CategoryWhy It Matters
Task completionDid the job finish?
Error detectionDid it notice failures?
Recovery qualityDid it adapt intelligently?
State managementDid it remember context?
Loop controlDid it terminate correctly?
LatencyIs it usable in prod?
ObservabilityCan we debug it?

Key insight:

How an agent fails matters more than whether it fails.

Single-turn evals create confident demos.
Task-based evals create reliable systems.


The Evaluator

Both types of evaluations need a way to determine whether a system passed or failed, remained unchanged, regressed, or improved. An evaluator serves as an assertion or test that converts qualitative outputs into quantitative scores by comparing the actual output to the expected outcome and measuring how closely they align.
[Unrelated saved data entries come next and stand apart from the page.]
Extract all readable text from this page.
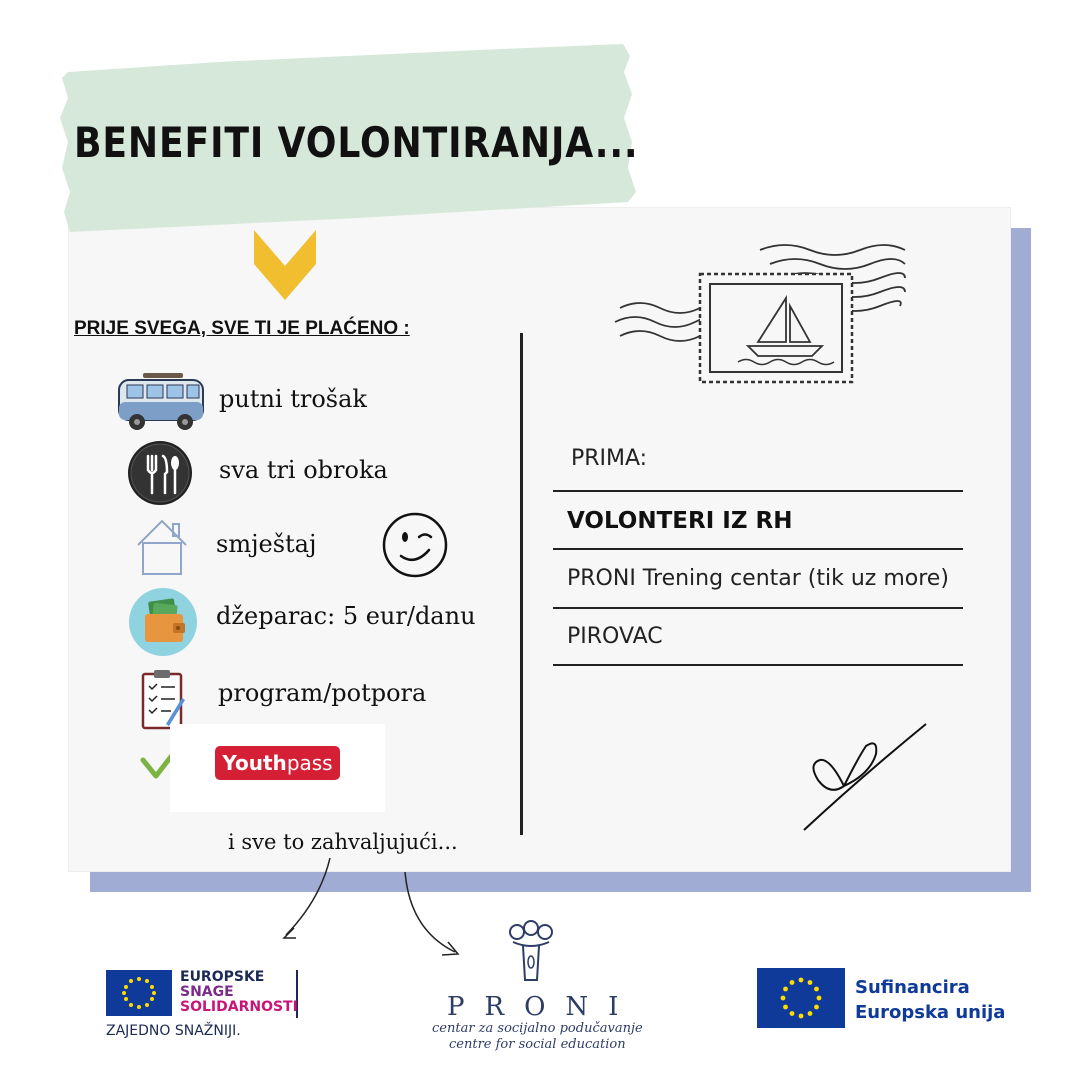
BENEFITI VOLONTIRANJA...
PRIJE SVEGA, SVE TI JE PLAĆENO :
putni trošak
sva tri obroka
smještaj
džeparac: 5 eur/danu
program/potpora
Youthpass
i sve to zahvaljujući...
PRIMA:
VOLONTERI IZ RH
PRONI Trening centar (tik uz more)
PIROVAC
EUROPSKE
SNAGE
SOLIDARNOSTI
ZAJEDNO SNAŽNIJI.
PRONI
centar za socijalno podučavanje
centre for social education
Sufinancira
Europska unija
Evaluation should not steer the agent directly. It should observe, score, and diagnose.

The evaluator tunes the system between runs, not during execution.


Failure classification

Failure classification is the process of categorizing why an AI system failed, rather than just noting that it failed. Instead of a single “wrong answer” label, failures are categorized into types, including reasoning errors, tool misuse, hallucinations, state loss, instruction misinterpretation, or poor recovery behavior. This is especially important for task-based agents, where an early mistake can have a cascading effect across multiple steps. Clear failure classification turns evaluations into actionable signals, helping teams understand what to fix and track whether changes actually improve agent behavior over time.

This turns debugging from guesswork into engineering.


Evaluation Flow

  1. Load dataset from JSON (prompt + expected results)
  2. Run executor (single-turn or multi-turn)
  3. Apply evaluators based on the category
  4. Classify failures and Report scores

AI agents are not intelligent scripts.
They are feedback systems operating under uncertainty.